Oleh Jhon Rico, Selasa, 28 Agustus 2018 | 14:14 WIB - Redaktur: Gusti Andry - 322


Jakarta, InfoPublik- Kepala Humas Badan Narkotika Nasional (BNN) Kombes Sulistiandriatmoko menyebut bahwa dalam perspektif hukum positif, pengertian korban penyalahgunaan narkotika adalah sebagaimana yang diatur dalam penjelasan Pasal 54 UU 35/2009 tentang narkotika.

"Yang dimaksud dengan korban penyalahgunaan narkotika adalah seseorang yang tidak sengaja menggunakan narkotika karena dibujuk, diperdaya, ditipu, dipaksa, dan/atau diancam untuk menggunakan narkotika," kata Sulis dalam keteranganya, Minggu (26/8).

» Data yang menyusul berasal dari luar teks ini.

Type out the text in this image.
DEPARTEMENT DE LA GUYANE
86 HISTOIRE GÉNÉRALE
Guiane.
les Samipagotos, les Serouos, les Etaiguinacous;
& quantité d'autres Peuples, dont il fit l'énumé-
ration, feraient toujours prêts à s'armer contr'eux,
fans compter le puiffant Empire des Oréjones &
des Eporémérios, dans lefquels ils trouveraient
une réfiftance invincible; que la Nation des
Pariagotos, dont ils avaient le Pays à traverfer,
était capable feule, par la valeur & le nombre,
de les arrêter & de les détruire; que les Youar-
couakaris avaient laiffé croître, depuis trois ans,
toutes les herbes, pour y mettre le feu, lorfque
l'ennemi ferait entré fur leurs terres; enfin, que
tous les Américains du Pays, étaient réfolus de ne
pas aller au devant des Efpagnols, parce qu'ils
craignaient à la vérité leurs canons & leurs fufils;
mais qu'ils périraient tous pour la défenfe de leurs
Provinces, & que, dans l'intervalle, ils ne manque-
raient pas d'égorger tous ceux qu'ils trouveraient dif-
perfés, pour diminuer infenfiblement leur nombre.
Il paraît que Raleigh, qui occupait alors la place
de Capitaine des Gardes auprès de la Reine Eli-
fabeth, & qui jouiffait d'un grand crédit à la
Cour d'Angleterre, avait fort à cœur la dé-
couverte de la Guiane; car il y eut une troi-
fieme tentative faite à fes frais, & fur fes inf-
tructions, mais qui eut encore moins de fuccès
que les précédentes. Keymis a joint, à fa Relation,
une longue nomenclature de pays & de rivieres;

Jadi, terang Sulis, kalau mengacu pada penjelasan Pasal 54 tersebut tidak ada unsur niat atau sengaja untuk menggunakan narkotika. "Itulah yang disebut sebagai korban penyalahgunaan narkotika," ujar dia.

Sedangkan bagi mereka yang secara aktif menggunakan narkotika tanpa hak atau melawan hukum, maka kepada mereka tepatnya disebut sebagai penyalahguna. (Pasal 1 angka 15 UU 35/2009 tentang Narkotika).

Sulis menerangkan, terhadap 'Penyalahguna' dikenakan Pasal 127 UU 35/2009, yang diancam dengan hukuman pidana penjara maksimal 4 tahun apabila menggunakan narkotika golongan I bagi diri sendiri.

"Apabila didapatkan alat bukti dan barang bukti lainnya yang mendukung diterapkannya Pasal 112 atau 114 atau Pasal lainnya, maka tidak menutup kemungkinan terhadap Penyalahguna dikenakan Pasa-Pasal pidana selain Pasal 127 tersebut," tuturnya.

Menurut dia, penerapan Pasal 127 juga harus mempertimbangkan pembelakuan Pasal 54, 55, dan 103 UU 35/2009.

Ia beranggapan bahwa saat ini para penyalahguna narkotika lebih takut dengan sanksi sosial dari masyarakat atau stigma negatif masyarakat kalau ketahuan dirinya adalah pengguna.

"Sehingga terjadi para penyalahguna justru malah disembunyikan oleh dirinya sendiri atau oleh keluarganya, inilah yang disebut sebagai hidden victim," tuturnya.

Sejatinya, terang dia, mereka yang notabena adalah korban ketergantungan narkotika tetapi tidak mau secara sukarela datang sendiri ke lembaga rehabilitasi karena takut ketahuan oleh orang lain.

Inilah yang membuat mereka yang datang secara sukarela melapor melalui program Instansi Penerima Wajib Lapor (IPWL) lebih sedikit daripada yang dibawa oleh penyidik melalui proses asesmen oleh Tim Asesmen Terpadu alias melalui proses tertangkap dan berproses hukum terlebih dahulu.